Canada Introduces Sports Betting Bill in House of Commons
In a ground-breaking shift from its more conservative approach to gambling, the Canadian parliament’s lower house has introduced a bill that would expand the variety of gambling that is permitted and allow betting on single-game sporting outcomes.
Sports Betting Bill and How It Will Enhance the Current Criminal Code
The bill, labelled C-128, was introduced by Member of Parliament Kevin Waugh from the Saskatoon-Grasswood constituency. The aim of the bill, when passed, is to amend Canada’s current Criminal Code. The new law would “make it lawful for the government of a province, or a person or entity licensed by the Lieutenant Governor in Council of that province, to conduct and manage a lottery scheme in the province that involves betting on a race or fight or on a single sport event or athletic contest.”

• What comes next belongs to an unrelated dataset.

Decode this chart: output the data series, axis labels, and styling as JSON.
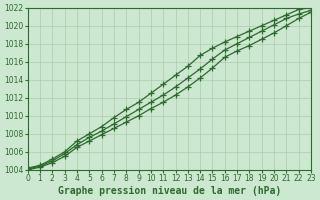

The current Criminal Code only permits parlays or sports betting on several event outcomes combined into a single wager. The law will safeguard against a possible perception that betting on single games could jeopardise the integrity of the actual sports and leave leagues prone to corruption.
Waugh admitted that it was the unprecedented growth of sports betting across the USA that spurred the parliament in Ottawa to undertake this step and amend its gaming regulation regarding sports.
Pressure from the USA Regarding Sports Betting in Canada
US Supreme Court repealed the federal ban on sports betting in May 2018. Following this move, over 20 US states passed legislation that governs the implementation of sports betting across their territory, including New York and Michigan. This is specifically relevant since some of Canada’s largest casino operators and resorts are based just across the border from Niagara Falls, New York and Detroit, Michigan.
Both Casino Niagara and Niagara Fallsview Casino Resorts are owned by the Ontario Lottery and Gaming Corporation. Additionally, they are operated by Mohegan tribe in Connecticut, through their Mohegan Gaming and Entertainment subsidiary. If, for example, a Canadian player at any of these two casinos wished to place a single-game sports bet, they can commute across the Niagara Falls to Seneca Niagara Resort & Casino in New York. The limitation exists since mobile sports betting is not allowed in New York state and tribal casinos there can only operate land-based betting.
Caesars Windsor is another casino that is owned by the Ontario Lottery and Gaming Corporation. Locals who wish to place single-game sports bets will soon be allowed to travel across to Michigan and wager at one of the three registered commercial casinos in Detroit. Once sports betting goes live in the state of Michigan, online wagering will also be permitted.
Law That Has Been Long Overdue
The main frustration arises from the fact that several US-based casino sportsbooks operate within proximity to the casinos in Ontario. By removing the parlay mandate within the federal Criminal Code, Canadian MPs will prevent those gaming dollars from flowing out to the United States.
Waugh’s sports betting legislation has garnered relatively broad support amongst other MPs and the Canadian Gaming Association (CGA). Brain Masse, a councillor from Windsor West, is one of the most vocal proponents of Waugh’s amendment, stating his frustration with the current situation on multiple times. Masse has repeatedly called for single-game betting to be allowed, to prevent unnecessary funnelling of Canadian dollars into the neighbouring country.
The CGA has estimated that CA$7,5 billion is syphoned off through illegal bookies annually. In comparison, only CA$375 million is wagered through registered province-run sports lotteries each year. According to the Chief Executive Officer of the Canadian Gaming Association, Paul Burns, there had been legal sports wagering in Canada for decades. At the same time, in the largest part of the United States, even parlay was not permitted (parlay betting was only allowed in Nevada and Delaware).
Move Towards a More Deregulated Gambling Industry
The current Sports Betting Bill introduced in parliament is just a continuation of a string of legal enhancements that have made various forms of betting and gambling more accessible to Canadians. The latest modification to sports betting laws will offer Canadian players greater choice of wagering and lead to fuller provincial and federal coffers, due to more gaming dollars staying at home.